How do you differentiate f(x)=e^sqrt(1/x^2-x) using the chain rule.?

2 Answers
Aug 11, 2018

dy/dx = e^(sqrt(1/x - x^2)) . (1/(2sqrt(1/x - x^2))(-1/x^2-2x))

Explanation:

Given,
f(x)=e^sqrt(1/x^2 -x)
Let
y=f(x)
Then,
y=e^sqrt(1/x^2 -x)
Let,
u=sqrt(1/x - x^2)
Then,
y=e^u
Differentiating both sides, wrt x

dy/dx = e^u . (du)/(dx)

Now,
u=sqrt(1/x - x^2)

Let,
v=1/x - x^2
Then,
u=sqrtv
Differentiating both sides, wrt x

(du)/(dx) = 1/(2sqrtv)(dv)/(dx)

Thus,

dy/dx = e^u 1/(2sqrtv)(dv)/(dx)
Again,

v =1/x - x^2
Let
r = 1/x
Differentiating wrt x
(dv)/(dx)=-1/x^2
s = x^2
Differentiating wrt x
(ds)/(dx)=2x
now,
v=r-s

Differentiating wrt x
(dv)/(dx)=(dr)/(dx)-(ds)/(dx)
Thus,
(dv)/(dx)=-1/x^2-2x
Substituting for v & (dv)/(dx) in (du)/(dx)

(du)/(dx) = 1/(2sqrtv)(dv)/(dx)
(du)/(dx) = 1/(2sqrt(1/x - x^2))(-1/x^2-2x)

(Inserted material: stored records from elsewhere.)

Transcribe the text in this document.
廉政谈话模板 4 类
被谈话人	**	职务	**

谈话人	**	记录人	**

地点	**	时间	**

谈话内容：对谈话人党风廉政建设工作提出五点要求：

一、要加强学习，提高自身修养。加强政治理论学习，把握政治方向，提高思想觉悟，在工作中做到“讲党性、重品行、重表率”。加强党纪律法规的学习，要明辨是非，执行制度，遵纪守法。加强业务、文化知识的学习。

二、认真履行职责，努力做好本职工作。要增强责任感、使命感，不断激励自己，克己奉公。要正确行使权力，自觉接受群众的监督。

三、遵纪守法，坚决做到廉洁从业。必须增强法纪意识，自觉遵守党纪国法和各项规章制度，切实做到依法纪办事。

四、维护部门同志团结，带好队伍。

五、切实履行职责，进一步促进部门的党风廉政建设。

Substituting for u & (du)/(dx) in dy/dx

dy/dx = e^u . (du)/(dx)

dy/dx = e^(sqrt(1/x - x^2)) . (1/(2sqrt(1/x - x^2))(-1/x^2-2x))

Aug 11, 2018

:.(dy)/(dx)=-1/2(2/x^3+1)e^sqrt(1/x^2-x)/sqrt(1/x^2-x)

Explanation:

Here ,

f(x)=y=e^sqrt(1/x^2-x)

Let ,

y=e^u , u=sqrtv and v=1/x^2-x=x^-2-x

(dy)/(dx)=e^u , (du)/(dv)=1/(2sqrtv) and (dv)/(dx)=-2x^-3-1=(-2)/x^3-1

Using Chain Rule:

color(blue)((dy)/(dx)=(dy)/(du)*(du)/(dv)(dv)/(dx)

(dy)/(dx)=e^u 1/(2sqrtv)(-2/x^3-1)

Subst. back u=sqrtv

(dy)/(dx)=e^sqrtv 1/(2sqrtv)(-2/x^3-1)

Now ,subst. v=1/x^2-x

:.(dy)/(dx)=e^sqrt(1/x^2-x)1/(2sqrt(1/x^2-x))(-2/x^3-1)

:.(dy)/(dx)=-1/2(2/x^3+1)e^sqrt(1/x^2-x)/sqrt(1/x^2-x)